Precip delivers analytics on precipitation, for instance estimating the quantity of rainfall in a given geographic space over the previous a number of hours to days. Vollmar makes the declare that Precip can generate “high-precision” metrics for any location within the U.S. all the way down to the kilometer (or two), forecasting circumstances as much as seven days forward.

So what’s the worth of precipitations metrics and alerts? Properly, Vollmar says that farmers can use them to trace crop development, building crews can reference them to schedule crews and utilities can faucet them to anticipate service disruptions. One transportation buyer checks Precip day by day to keep away from unhealthy driving circumstances, Vollmar claims.

In fact, there’s no scarcity of climate prediction apps. However AI like Precip’s guarantees to make forecasts extra correct — if the AI is value its salt, certainly.


Claire Wiley launched a {couples} teaching programming whereas learning for her MBA at Wharton. The expertise led her to research a extra tech-forward method to relationships and remedy, which culminated in Maia.

Maia — which Wiley co-founded with Ralph Ma, a former Google Analysis scientist — goals to empower {couples} to construct stronger relationships by AI-powered steerage. In Maia’s apps for Android and iOS, {couples} message one another in a bunch chat and reply day by day questions like what they view as challenges to beat, previous ache factors and lists of issues that they’re grateful for.


Picture Credit: Maia

Maia plans to generate income by charging for premium options comparable to packages crafted by therapists and limitless messaging. (Maia usually caps texts between companions — a frustratingly arbitrary limitation if you happen to ask me, however so it goes.)

Wiley and Ma, each of whom come from divorced households, say that they labored with a relationship skilled to craft the Maia expertise. The questions in my thoughts, although, are (1) how sound Maia’s relationship science and (2) can it stand out within the exceptionally crowded discipline of {couples}’ apps? We’ll have to attend to see.


The AI fashions on the coronary heart of generative AI apps like ChatGPT are skilled on monumental knowledge units, mixes of public and proprietary knowledge from across the net together with ebooks, social media posts and private blogs. However a few of this knowledge is legally and ethically problematic — to not point out flawed in other ways.

The distinct lack of knowledge curation is the issue, if you happen to ask Serena Ge and Charley Lee.

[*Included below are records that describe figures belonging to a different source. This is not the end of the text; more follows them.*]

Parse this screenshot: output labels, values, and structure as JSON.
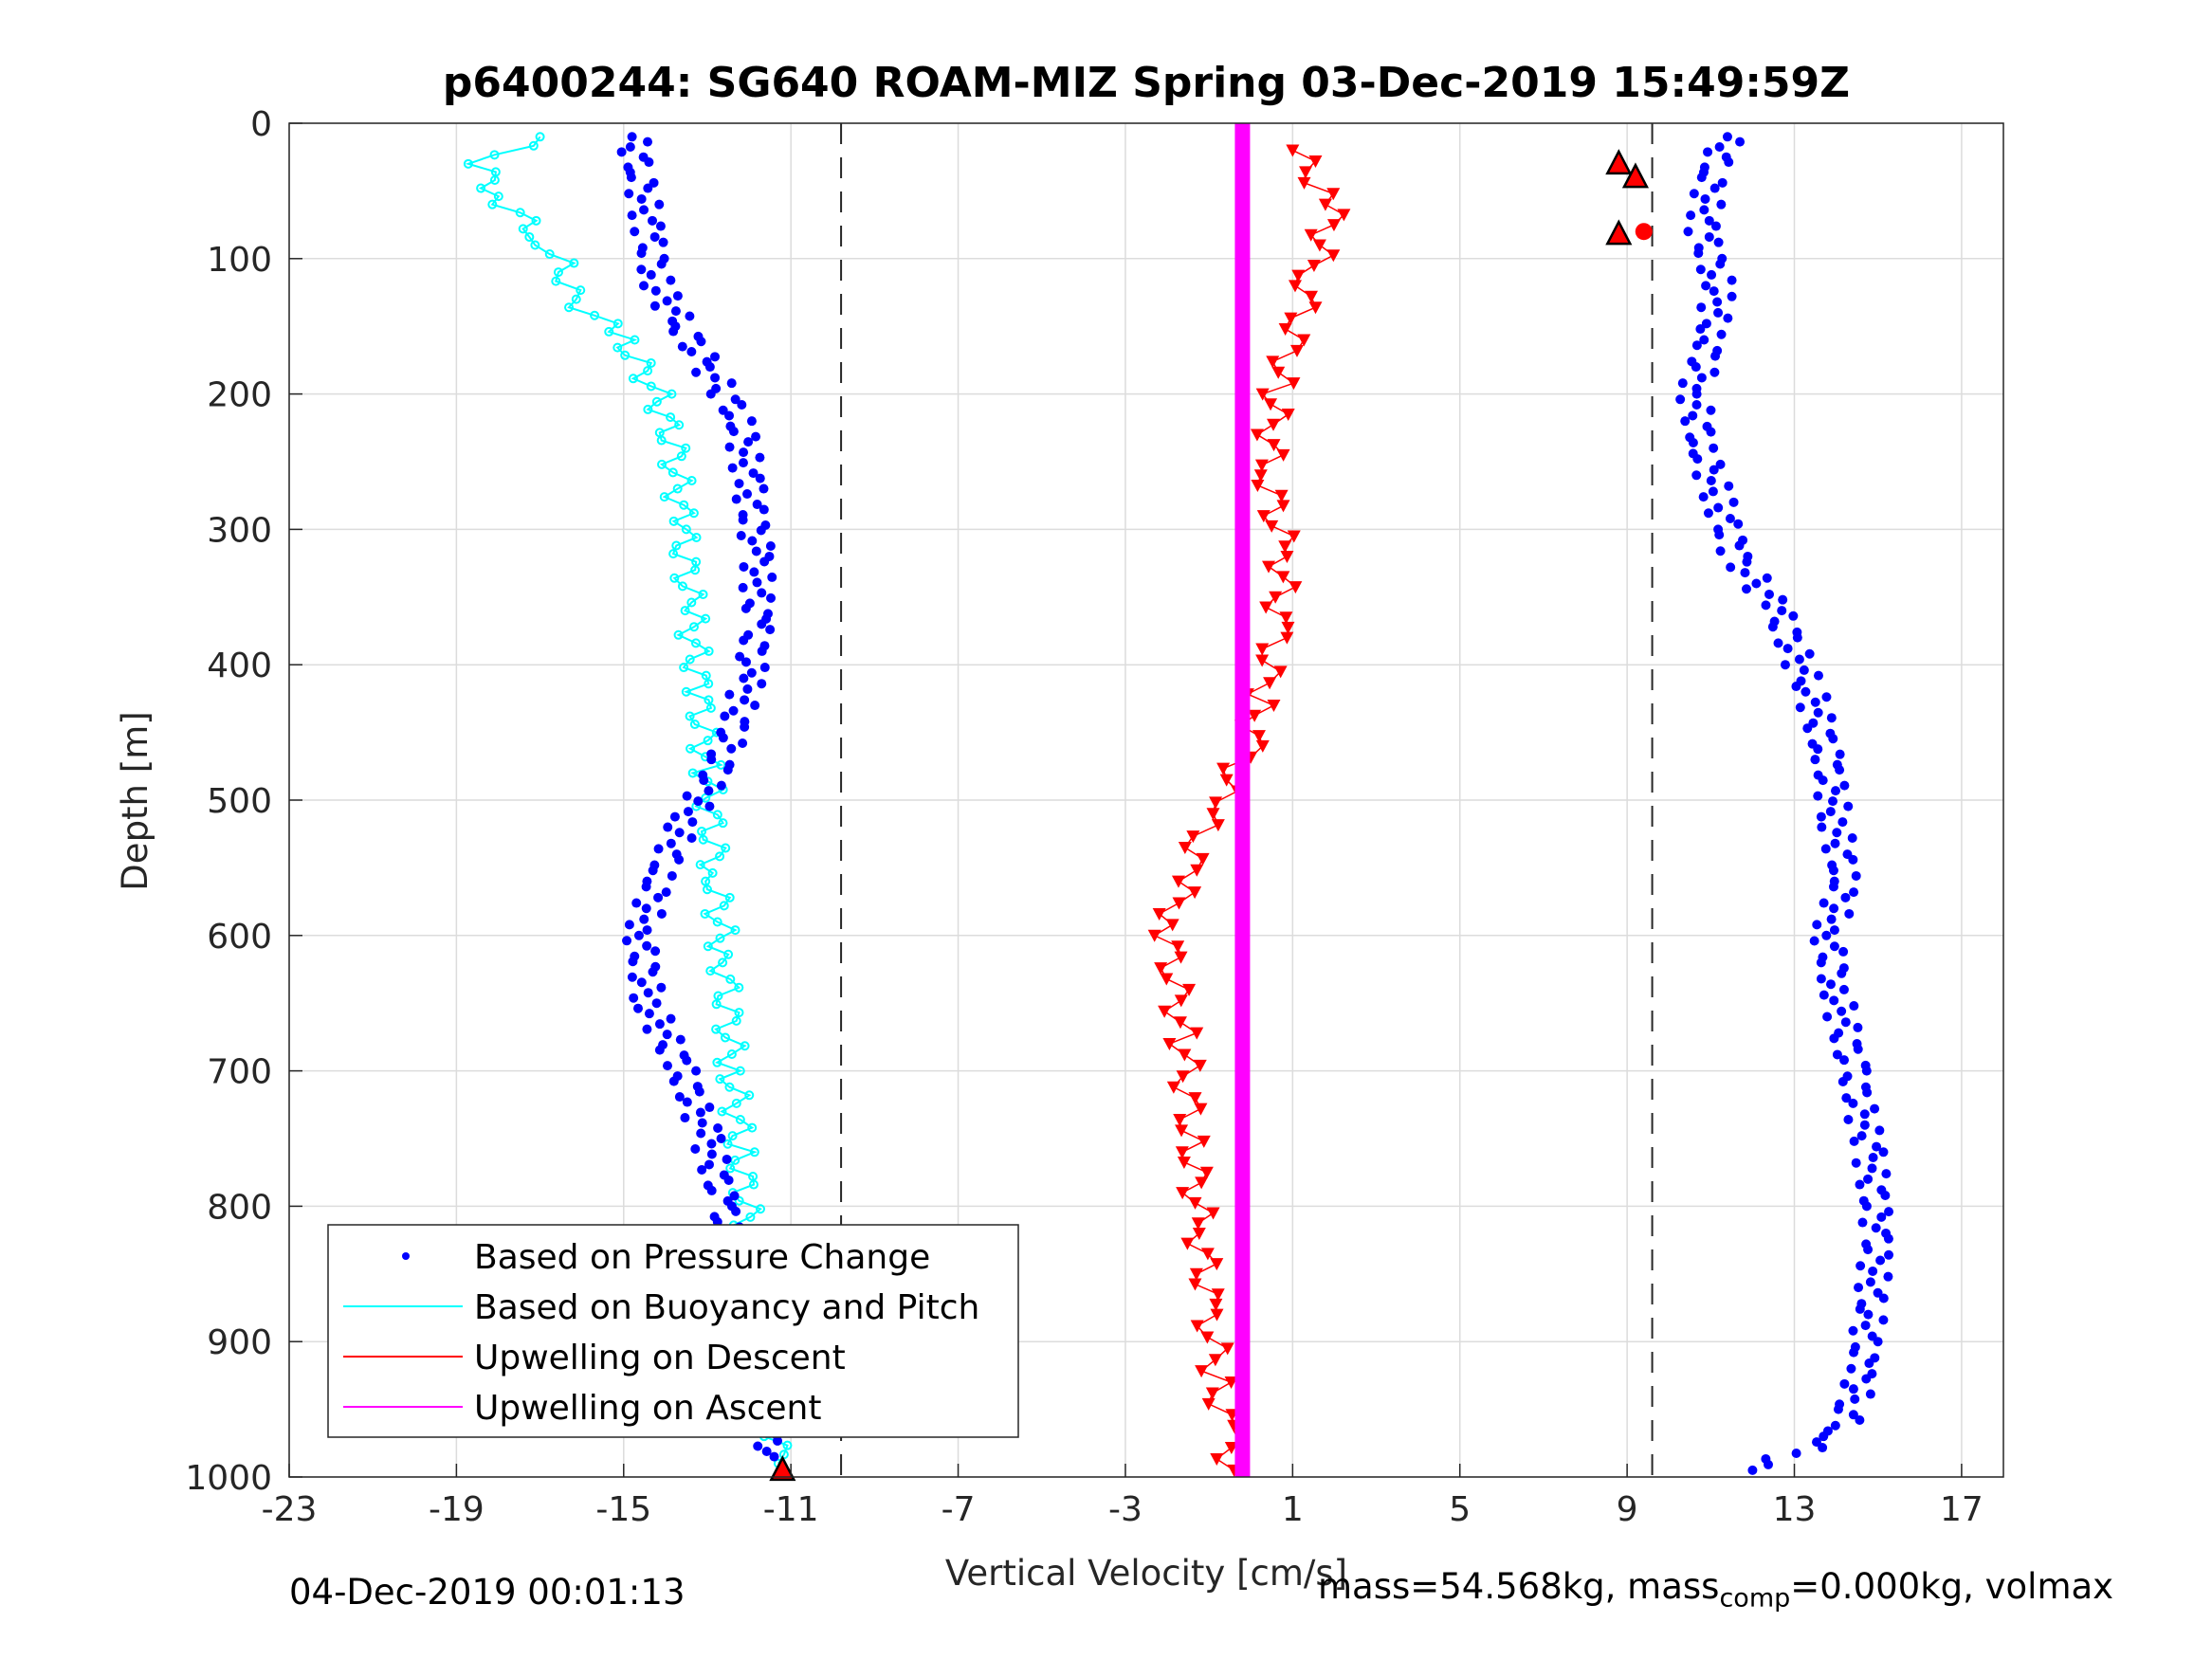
{
  "chart_data": {
    "type": "scatter",
    "title": "p6400244: SG640 ROAM-MIZ Spring 03-Dec-2019 15:49:59Z",
    "xlabel": "Vertical Velocity [cm/s]",
    "ylabel": "Depth [m]",
    "xlim": [
      -23,
      18
    ],
    "ylim": [
      1000,
      0
    ],
    "y_reversed": true,
    "grid": true,
    "x_ticks": [
      "-23",
      "-19",
      "-15",
      "-11",
      "-7",
      "-3",
      "1",
      "5",
      "9",
      "13",
      "17"
    ],
    "y_ticks": [
      "0",
      "100",
      "200",
      "300",
      "400",
      "500",
      "600",
      "700",
      "800",
      "900",
      "1000"
    ],
    "legend_position": "bottom-left",
    "reference_lines": [
      -9.8,
      9.6
    ],
    "series": [
      {
        "name": "Based on Pressure Change",
        "color": "#0000ff",
        "marker": "dot",
        "profiles": [
          {
            "leg": "descent",
            "x": [
              -14.8,
              -14.6,
              -14.4,
              -14.2,
              -13.6,
              -13.0,
              -12.2,
              -12.0,
              -11.8,
              -11.8,
              -12.0,
              -12.6,
              -13.6,
              -14.2,
              -14.6,
              -14.4,
              -13.6,
              -13.0,
              -12.6,
              -12.4,
              -12.2,
              -11.8,
              -11.4
            ],
            "y": [
              10,
              40,
              80,
              120,
              150,
              180,
              220,
              270,
              320,
              370,
              410,
              470,
              520,
              560,
              600,
              650,
              700,
              750,
              800,
              850,
              900,
              950,
              985
            ]
          },
          {
            "leg": "ascent",
            "x": [
              11.4,
              11.0,
              10.8,
              11.2,
              11.0,
              10.6,
              10.8,
              11.2,
              11.6,
              12.6,
              13.4,
              13.8,
              14.0,
              14.2,
              13.8,
              14.0,
              14.4,
              14.8,
              15.0,
              14.8,
              14.6,
              14.4,
              14.0,
              12.0
            ],
            "y": [
              10,
              40,
              80,
              120,
              160,
              200,
              240,
              280,
              320,
              360,
              420,
              470,
              520,
              560,
              600,
              640,
              700,
              760,
              820,
              880,
              920,
              950,
              970,
              995
            ]
          }
        ]
      },
      {
        "name": "Based on Buoyancy and Pitch",
        "color": "#00ffff",
        "marker": "line-circle",
        "x": [
          -17.0,
          -18.5,
          -17.8,
          -16.8,
          -16.4,
          -16.2,
          -15.0,
          -14.2,
          -13.8,
          -13.6,
          -13.4,
          -13.2,
          -13.0,
          -12.8,
          -12.6,
          -12.4,
          -12.2,
          -12.0,
          -11.8,
          -11.6,
          -11.4,
          -11.3
        ],
        "y": [
          10,
          30,
          60,
          90,
          110,
          130,
          160,
          200,
          240,
          300,
          360,
          420,
          480,
          560,
          620,
          700,
          760,
          820,
          880,
          940,
          970,
          990
        ]
      },
      {
        "name": "Upwelling on Descent",
        "color": "#ff0000",
        "marker": "triangle-down",
        "x": [
          1.0,
          2.0,
          1.4,
          0.6,
          0.4,
          0.8,
          0.6,
          0.2,
          0.0,
          -1.0,
          -1.6,
          -2.0,
          -1.6,
          -1.4,
          -1.2,
          -1.0,
          -0.8,
          -0.6,
          -0.4
        ],
        "y": [
          20,
          60,
          120,
          200,
          260,
          320,
          380,
          430,
          460,
          510,
          560,
          600,
          680,
          760,
          820,
          880,
          930,
          970,
          995
        ]
      },
      {
        "name": "Upwelling on Ascent",
        "color": "#ff00ff",
        "marker": "line",
        "x": [
          -0.2,
          -0.2
        ],
        "y": [
          0,
          1000
        ]
      }
    ],
    "markers": [
      {
        "shape": "triangle-up",
        "x": -11.2,
        "y": 995
      },
      {
        "shape": "triangle-up",
        "x": 8.8,
        "y": 30
      },
      {
        "shape": "triangle-up",
        "x": 9.2,
        "y": 40
      },
      {
        "shape": "triangle-up",
        "x": 8.8,
        "y": 82
      },
      {
        "shape": "dot",
        "x": 9.4,
        "y": 80
      }
    ]
  },
  "footer": {
    "timestamp": "04-Dec-2019 00:01:13",
    "mass_text": "mass=54.568kg, mass",
    "mass_sub": "comp",
    "mass_rest": "=0.000kg, volmax"
  }
}
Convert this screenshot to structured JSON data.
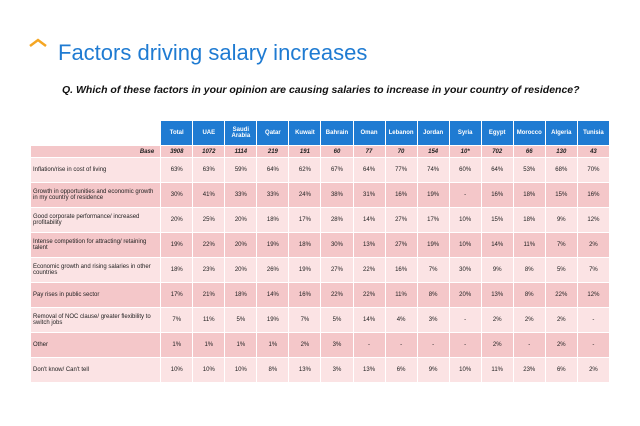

Ge and Lee co-founded Datacurve, which supplies “expert-quality” knowledge for coaching generative AI fashions. It’s particularly code knowledge, which Ge and Lee say is particularly exhausting to acquire because of the experience essential to label it for AI coaching and restrictive utilization licenses.


Picture Credit: Datacurve

Datacurve hosts a gamified annotation platform that pays engineers to resolve coding challenges, which contributes to Datacurve’s for-sale coaching knowledge units. These knowledge units, talking of, can be utilized to coach fashions for code optimization, code technology, debugging, UI design and extra, Ge and Lee say.

It’s an attention-grabbing thought to make sure. However Datacurve’s success will rely on simply how well-curated its knowledge units are — and whether or not it’s capable of incentivize sufficient devs to proceed constructing on and bettering them.